Perlawanan Pang Suma
Perlawanan rakyat yang dipimpin oleh Pang Suma berkobar di Kalimantan Barat. Pang Suma
adalah pemimpin suku Dayak yang besar pengaruhnya di kalangan suku-suku di daerah Tayan
dan Meliau. Perlawanan ini bersifat gerilya untuk mengganggu aktivitas Jepang di Kalimantan.
Momentum perlawanan Pang Suma diawali dengan pemukulan seorang tenaga kerja Dayak oleh
pengawas Jepang, satu di antara sekitar 130 pekerja pada sebuah perusahaan kayu Jepang.
Kejadian ini kemudian memulai sebuah rangkaian perlawanan yang mencapai puncak dalam
sebuah serangan balasan Dayak yang dikenal dengan Perang Majang Desa, dari April hingga
Agustus 1944 di daerah Tayan-Meliau-Batang Tarang (Kab. Sanggau). Sekitar 600 pejuang
kemerdekaan dibunuh oleh Jepang, termasuk Pang Suma.
Perlawanan Koreri di Biakdi Irian Barat tahun 1943
Perlawanan ini dipimpin oleh L. Rumkorem, pimpinan Gerakan Koreri yang berpusat di Biak.
Perlawanan ini dilatarbelakangi oleh penderitaan rakyat yang diperlakukan sebagai budak belian,
dipukuli, dan dianiaya. Dalam perlawanan tersebut rakyat banyak jatuh korban, tetapi rakyat
melawan dengan gigih. Akhirnya Jepang meninggalkan Pulau Biak.

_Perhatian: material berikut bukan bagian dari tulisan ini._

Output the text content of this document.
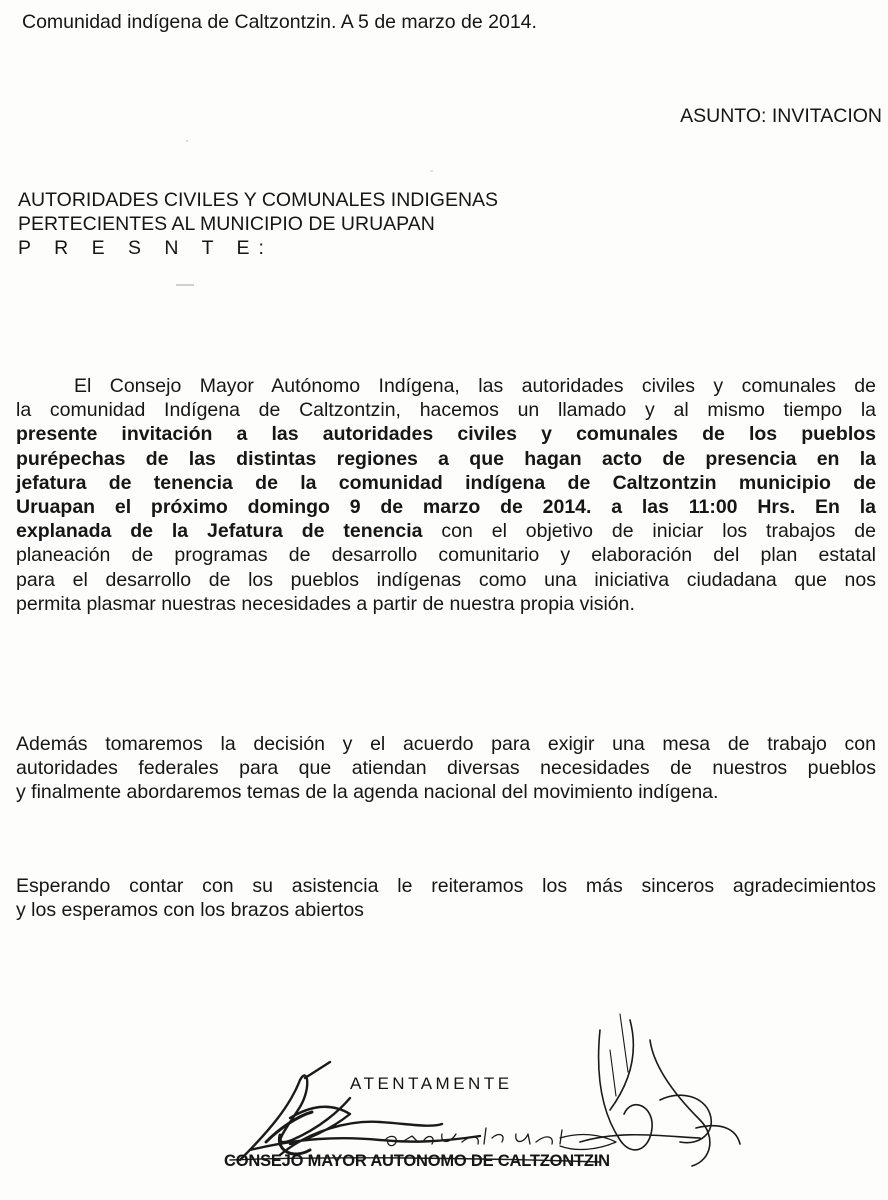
Comunidad indígena de Caltzontzin. A 5 de marzo de 2014.
ASUNTO: INVITACION
AUTORIDADES CIVILES Y COMUNALES INDIGENAS
PERTECIENTES AL MUNICIPIO DE URUAPAN
P R E S N T E:
El Consejo Mayor Autónomo Indígena, las autoridades civiles y comunales de
la comunidad Indígena de Caltzontzin, hacemos un llamado y al mismo tiempo la
presente invitación a las autoridades civiles y comunales de los pueblos
purépechas de las distintas regiones a que hagan acto de presencia en la
jefatura de tenencia de la comunidad indígena de Caltzontzin municipio de
Uruapan el próximo domingo 9 de marzo de 2014. a las 11:00 Hrs. En la
explanada de la Jefatura de tenencia con el objetivo de iniciar los trabajos de
planeación de programas de desarrollo comunitario y elaboración del plan estatal
para el desarrollo de los pueblos indígenas como una iniciativa ciudadana que nos
permita plasmar nuestras necesidades a partir de nuestra propia visión.
Además tomaremos la decisión y el acuerdo para exigir una mesa de trabajo con
autoridades federales para que atiendan diversas necesidades de nuestros pueblos
y finalmente abordaremos temas de la agenda nacional del movimiento indígena.
Esperando contar con su asistencia le reiteramos los más sinceros agradecimientos
y los esperamos con los brazos abiertos
ATENTAMENTE
CONSEJO MAYOR AUTONOMO DE CALTZONTZIN
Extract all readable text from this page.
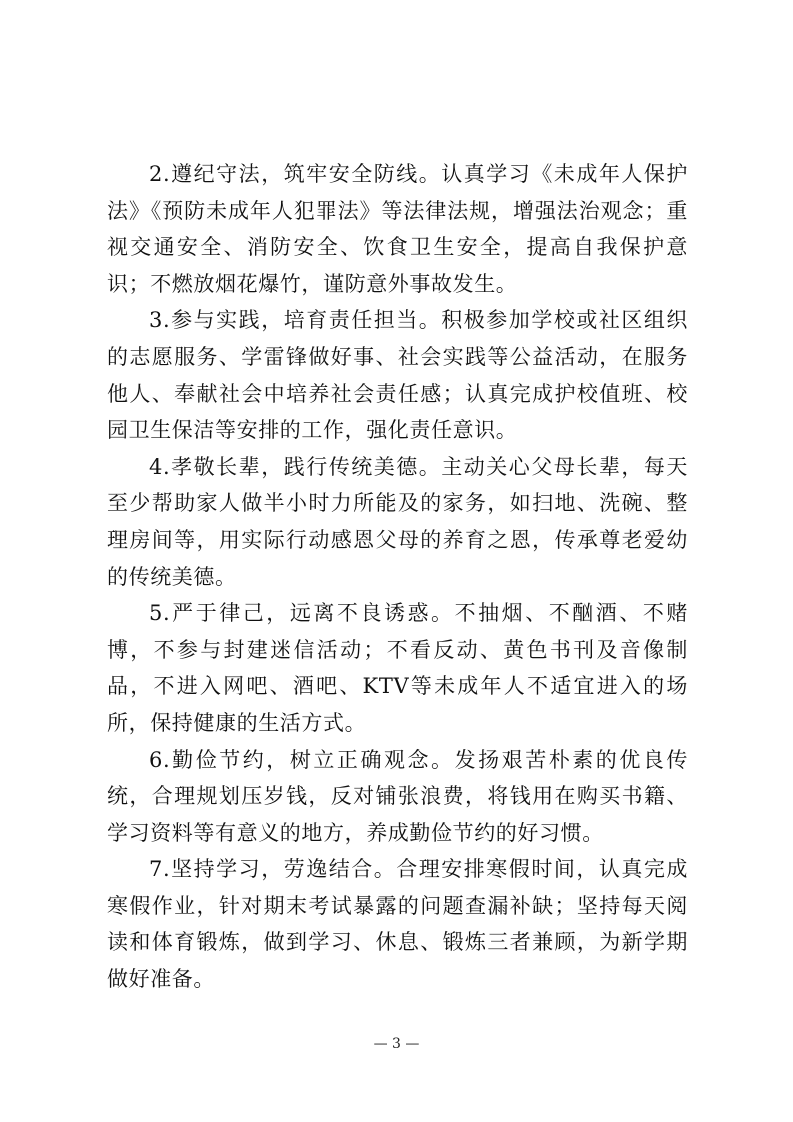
2.遵纪守法，筑牢安全防线。认真学习《未成年人保护法》《预防未成年人犯罪法》等法律法规，增强法治观念；重视交通安全、消防安全、饮食卫生安全，提高自我保护意识；不燃放烟花爆竹，谨防意外事故发生。

3.参与实践，培育责任担当。积极参加学校或社区组织的志愿服务、学雷锋做好事、社会实践等公益活动，在服务他人、奉献社会中培养社会责任感；认真完成护校值班、校园卫生保洁等安排的工作，强化责任意识。

4.孝敬长辈，践行传统美德。主动关心父母长辈，每天至少帮助家人做半小时力所能及的家务，如扫地、洗碗、整理房间等，用实际行动感恩父母的养育之恩，传承尊老爱幼的传统美德。

5.严于律己，远离不良诱惑。不抽烟、不酗酒、不赌博，不参与封建迷信活动；不看反动、黄色书刊及音像制品，不进入网吧、酒吧、KTV等未成年人不适宜进入的场所，保持健康的生活方式。

6.勤俭节约，树立正确观念。发扬艰苦朴素的优良传统，合理规划压岁钱，反对铺张浪费，将钱用在购买书籍、学习资料等有意义的地方，养成勤俭节约的好习惯。

7.坚持学习，劳逸结合。合理安排寒假时间，认真完成寒假作业，针对期末考试暴露的问题查漏补缺；坚持每天阅读和体育锻炼，做到学习、休息、锻炼三者兼顾，为新学期做好准备。

— 3 —
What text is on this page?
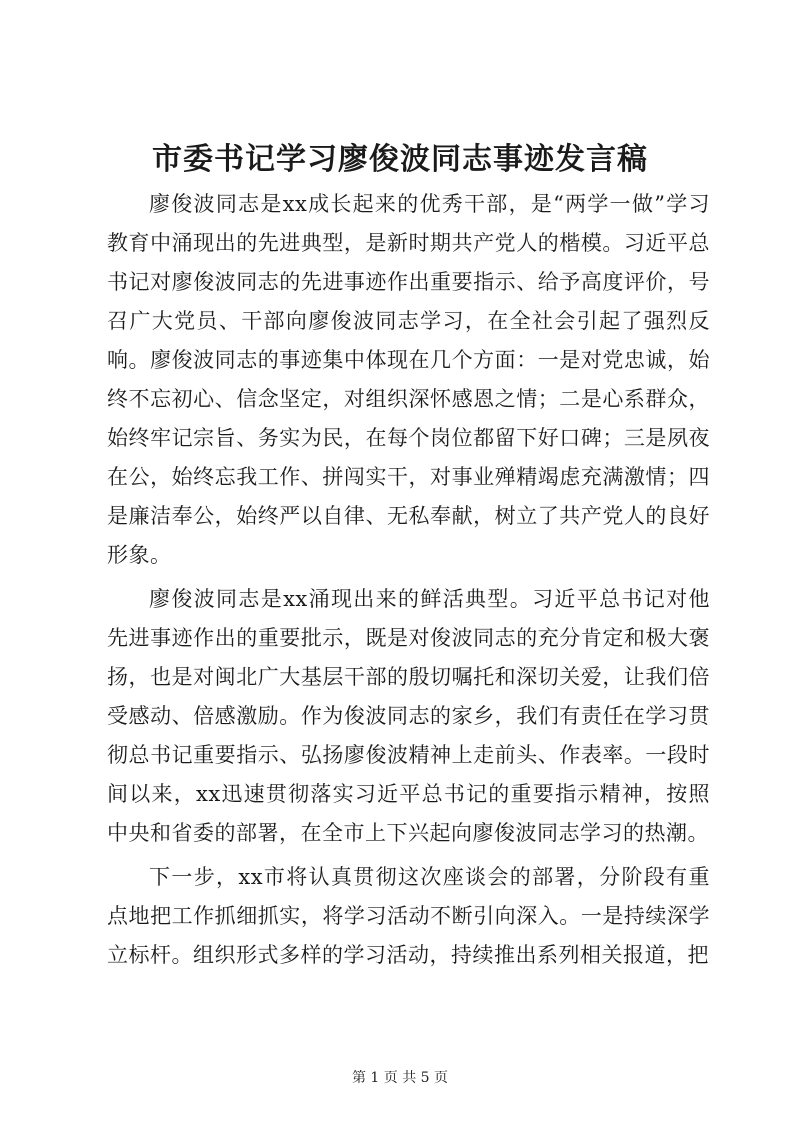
市委书记学习廖俊波同志事迹发言稿

廖俊波同志是xx成长起来的优秀干部，是“两学一做”学习教育中涌现出的先进典型，是新时期共产党人的楷模。习近平总书记对廖俊波同志的先进事迹作出重要指示、给予高度评价，号召广大党员、干部向廖俊波同志学习，在全社会引起了强烈反响。廖俊波同志的事迹集中体现在几个方面：一是对党忠诚，始终不忘初心、信念坚定，对组织深怀感恩之情；二是心系群众，始终牢记宗旨、务实为民，在每个岗位都留下好口碑；三是夙夜在公，始终忘我工作、拼闯实干，对事业殚精竭虑充满激情；四是廉洁奉公，始终严以自律、无私奉献，树立了共产党人的良好形象。

廖俊波同志是xx涌现出来的鲜活典型。习近平总书记对他先进事迹作出的重要批示，既是对俊波同志的充分肯定和极大褒扬，也是对闽北广大基层干部的殷切嘱托和深切关爱，让我们倍受感动、倍感激励。作为俊波同志的家乡，我们有责任在学习贯彻总书记重要指示、弘扬廖俊波精神上走前头、作表率。一段时间以来，xx迅速贯彻落实习近平总书记的重要指示精神，按照中央和省委的部署，在全市上下兴起向廖俊波同志学习的热潮。

下一步，xx市将认真贯彻这次座谈会的部署，分阶段有重点地把工作抓细抓实，将学习活动不断引向深入。一是持续深学立标杆。组织形式多样的学习活动，持续推出系列相关报道，把

第 1 页 共 5 页
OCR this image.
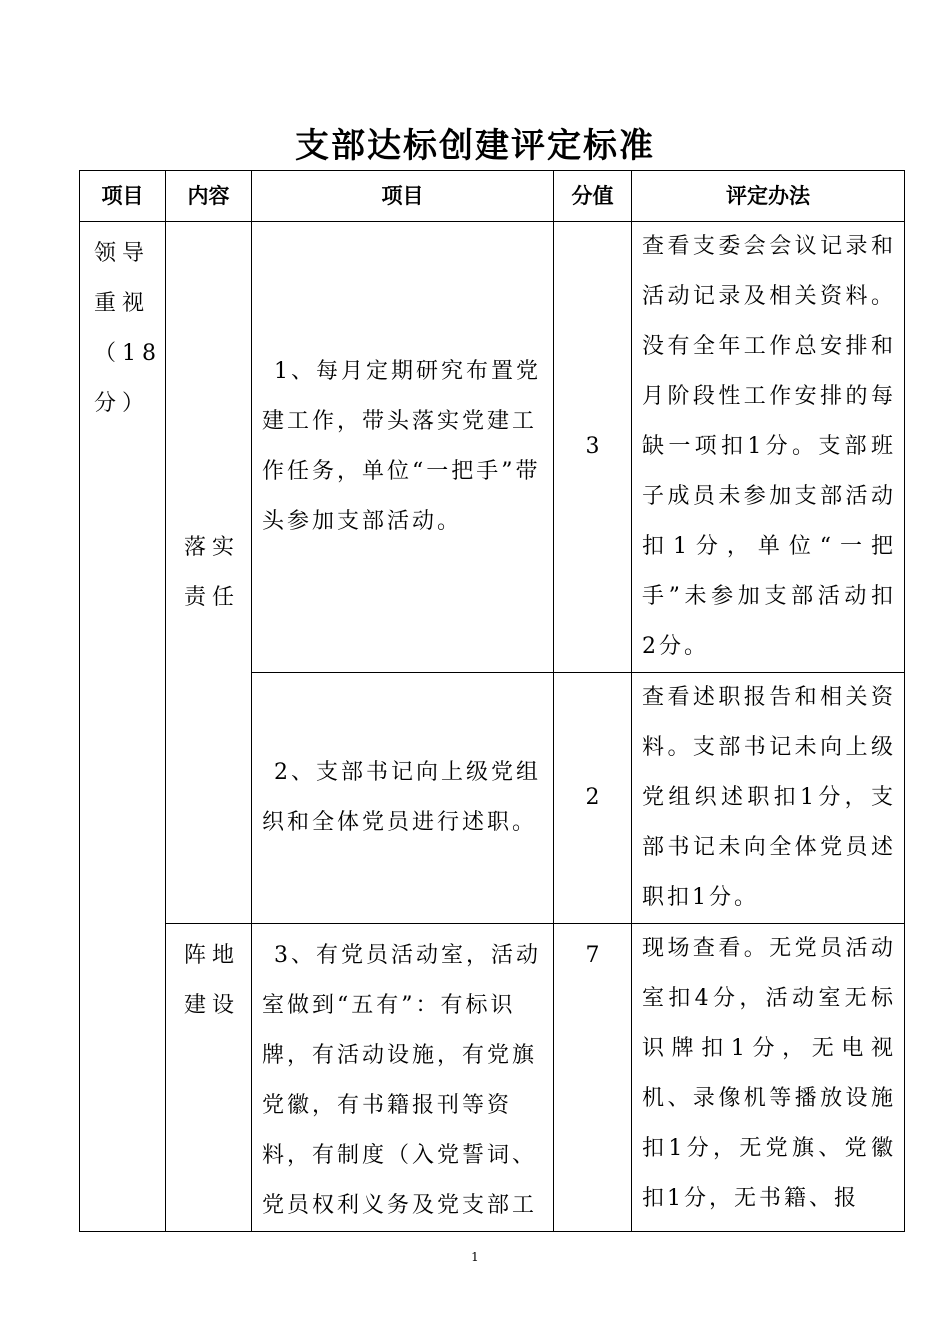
支部达标创建评定标准
项目	内容	项目	分值	评定办法
领导重视（18分）	落实责任	1、每月定期研究布置党建工作，带头落实党建工作任务，单位“一把手”带头参加支部活动。	3	查看支委会会议记录和活动记录及相关资料。没有全年工作总安排和月阶段性工作安排的每缺一项扣1分。支部班子成员未参加支部活动扣1分，单位“一把手”未参加支部活动扣2分。

		2、支部书记向上级党组织和全体党员进行述职。	2	查看述职报告和相关资料。支部书记未向上级党组织述职扣1分，支部书记未向全体党员述职扣1分。
	阵地建设	3、有党员活动室，活动室做到“五有”：有标识牌，有活动设施，有党旗党徽，有书籍报刊等资料，有制度（入党誓词、党员权利义务及党支部工	7	现场查看。无党员活动室扣4分，活动室无标识牌扣1分，无电视机、录像机等播放设施扣1分，无党旗、党徽扣1分，无书籍、报
1
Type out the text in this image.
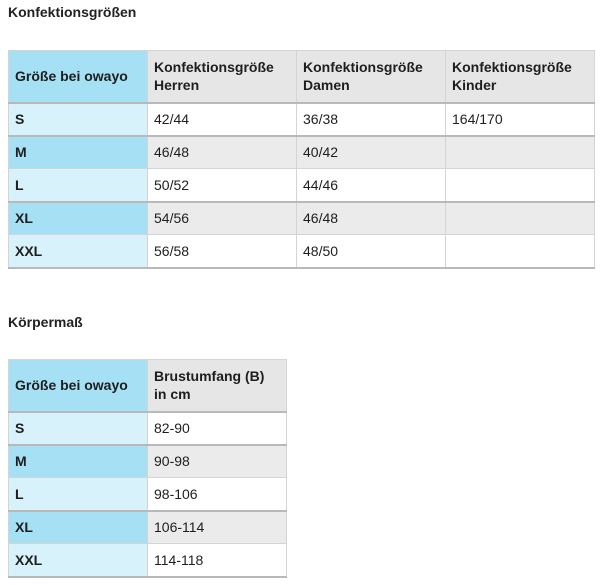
Konfektionsgrößen
Größe bei owayo	Konfektionsgröße Herren	Konfektionsgröße Damen	Konfektionsgröße Kinder
S	42/44	36/38	164/170
M	46/48	40/42	
L	50/52	44/46	
XL	54/56	46/48	
XXL	56/58	48/50	
Körpermaß
Größe bei owayo	Brustumfang (B) in cm
S	82-90
M	90-98
L	98-106
XL	106-114
XXL	114-118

Perlawanan di Pulau Yapen Selatan
Perlawanan ini dipimpin oleh Nimrod. Ketika Sekutu sudah mendekat maka memberi bantuan
senjata kepada pejuang sehingga perlawanan semakin seru. Nimrod dihukum pancung oleh
Jepang untuk menakut-nakuti rakyat. Tetapi rakyat tidak takut dan muncullah seorang pemimpin
gerilya yakni S. Papare.
Perlawanan di Tanah Besar Papua
Perlawanan ini dipimpin oleh Simson. Dalam perlawanan rakyat di Papua, terjadi hubungan
kerja sama antara gerilyawan dengan pasukan penyusup Sekutu sehingga rakyat mendapatkan
modal senjata dari Sekutu.
Gerakan bawah tanah
Sebenarnya bentuk perlawanan terhadap pemerintah Jepang yang dilakukan rakyat Indonesia
tidak hanya terbatas pada bentuk perlawanan fisik saja tetapi Anda dapat pula melihat betnuk
perlawanan lain/gerakan bawah tanah seperti yang dilakukan oleh:
Kelompok Sutan Syahrir di daerah Jakarta dan Jawa Barat dengan cara menyamar sebagai
pedagang nanas di Sindanglaya.
Kelompok Sukarni, Adam Malik dan Pandu Wiguna. Mereka berhasil menyusup sebagai pegawai
kantor pusat propaganda Jepang Sendenbu (sekarang kantor berita Antara).
Kelompok Syarif Thayeb, Eri Sudewo dan Chairul Saleh. Mereka adalah kelompok mahasiswa
dan pelajar.
Kelompok Mr. Achmad Subardjo, Sudiro dan Wikana. Mereka adalah kelompok gerakan Kaigun
(AL) Jepang.
Mereka yang tergabung dalam kelompok di bawah tanah, berusaha untuk mencari informasi
dan peluang untuk bisa melihat kelemahan pasukan militer Jepang dan usaha mereka akan
dapat Anda lihat hasilnya pada saat Jepang telah kalah dari Sekutu, kelompok pemudalah yang
lebih cepat dapat informasi tersebut serta merekalah yang akhirnya mendesak golongan tua
untuk secepatnya melakukn proklamasi.
Demikianlah gambaran tentang aktifitas pergerakan Nasional yang dilakukan oleh kelompok
organisasi maupun gerakan sosial pada masa pemerintah pendudukan Jepang, tentu Anda dapat
memahami sebab-sebab kegagalan dan mengapa para tokoh pergerakan lebih memilih sikap
kooperatif menghadapi pemerintahan militer Jepang yang sangat ganas/kejam.